Role – MLOps Engineer
Job Purpose :
The Staff MLOps Engineer plays a pivotal role in shaping our MLOps practice within ITG by building and enhancing a scalable, reliable, and cutting-edge Machine Learning Operations (MLOps) platform. This role combines deep cloud architecture expertise with advanced AI / ML knowledge to develop solutions that streamline workflows, enable seamless collaboration, and drive innovation.
As a key contributor to the organization’s AI / ML strategy, you will partner with cross-functional teams, including data scientists, product managers, and cloud engineers, to align platform development with business objectives. Your work will directly support the deployment of Responsible AI solutions that prioritize transparency, fairness, and ethical practices.
Knowledge, Skills, Abilities, Behaviors :
- Platform Development : Lead the enhancement of the AI platform to improve the developer experience for data and ML engineers. Optimize workflows by integrating state-of-the-art tools and technologies, ensuring scalability and efficiency.
- Cloud Infrastructure Design and Management : Architect and manage the cloud infrastructure supporting the MLOps platform, leveraging infrastructure-as-code (IaC) tools like Terraform. Optimize for scalability, security, cost-effectiveness, and high availability.
- Cross-Functional Collaboration and Stakeholder Management : Partner with data science, product management, engineering, and business teams to understand their requirements and ensure the MLOps platform effectively supports their needs. Effectively communicate technical concepts and strategies to both technical and non-technical audiences.
- AI / ML Reliability and Observability : Collaborate with the AI / ML reliability engineering team to design and implement components that ensure the platform’s operational reliability, observability, and fault tolerance.
- Cross-Disciplinary Knowledge : Apply knowledge from related disciplines, such as data science and health / biology sciences, to design holistic MLOps solutions that meet the unique needs of the organization.
- DevOps for Machine Learning Workloads : Build and maintain robust DevOps pipelines tailored for ML workflows, enabling automated model training, testing, deployment, and monitoring.
- Tool Development and System Reliability : Design and manage tools to enhance platform reliability, including dashboards, logging systems, and alerting frameworks, to ensure seamless operations.
- Advanced proficiency in cloud platforms, especially Google Cloud Platform (GCP).
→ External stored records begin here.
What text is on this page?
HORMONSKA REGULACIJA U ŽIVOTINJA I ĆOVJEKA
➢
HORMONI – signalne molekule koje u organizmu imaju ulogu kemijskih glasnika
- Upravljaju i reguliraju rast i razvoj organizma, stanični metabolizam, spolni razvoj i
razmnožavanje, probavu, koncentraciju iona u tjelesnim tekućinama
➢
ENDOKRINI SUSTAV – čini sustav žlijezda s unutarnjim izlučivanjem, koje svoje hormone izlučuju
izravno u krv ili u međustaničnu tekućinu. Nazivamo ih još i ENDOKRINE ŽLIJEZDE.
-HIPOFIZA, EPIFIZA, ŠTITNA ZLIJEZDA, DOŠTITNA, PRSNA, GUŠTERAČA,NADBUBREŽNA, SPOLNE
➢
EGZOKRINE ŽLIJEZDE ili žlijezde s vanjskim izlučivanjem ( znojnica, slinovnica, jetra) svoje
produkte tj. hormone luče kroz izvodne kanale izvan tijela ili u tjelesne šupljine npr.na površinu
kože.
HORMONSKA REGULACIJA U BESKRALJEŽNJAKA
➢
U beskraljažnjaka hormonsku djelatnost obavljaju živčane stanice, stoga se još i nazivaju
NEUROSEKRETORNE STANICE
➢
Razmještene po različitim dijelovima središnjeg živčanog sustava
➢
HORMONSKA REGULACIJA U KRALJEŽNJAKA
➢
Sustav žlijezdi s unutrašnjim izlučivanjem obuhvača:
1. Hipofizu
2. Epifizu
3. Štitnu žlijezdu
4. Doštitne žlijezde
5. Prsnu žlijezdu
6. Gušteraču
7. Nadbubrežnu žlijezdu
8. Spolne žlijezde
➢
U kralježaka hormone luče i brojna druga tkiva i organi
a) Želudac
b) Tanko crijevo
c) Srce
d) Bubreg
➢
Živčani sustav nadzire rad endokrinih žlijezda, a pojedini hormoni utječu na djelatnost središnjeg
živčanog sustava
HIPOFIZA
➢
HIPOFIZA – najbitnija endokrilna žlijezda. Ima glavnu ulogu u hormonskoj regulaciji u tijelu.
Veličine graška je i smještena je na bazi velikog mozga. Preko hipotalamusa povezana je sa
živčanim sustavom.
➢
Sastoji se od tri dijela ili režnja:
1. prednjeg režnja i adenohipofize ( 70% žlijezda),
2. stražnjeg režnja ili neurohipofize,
Experience with on-premises and edge deployments is a plus.
- Solid understanding of AI / ML concepts, technologies, and best practices, with hands-on experience deploying ML solutions at scale.
- Proven ability to work closely with peer teams, data scientists, and product managers to align platform development with strategic goals.
- Proficiency in Python and other scripting tools for automation and platform optimization.
- Strong analytical and troubleshooting skills, with a track record of solving complex problems under pressure.
- Proven experience managing and leading cloud architecture and engineering teams.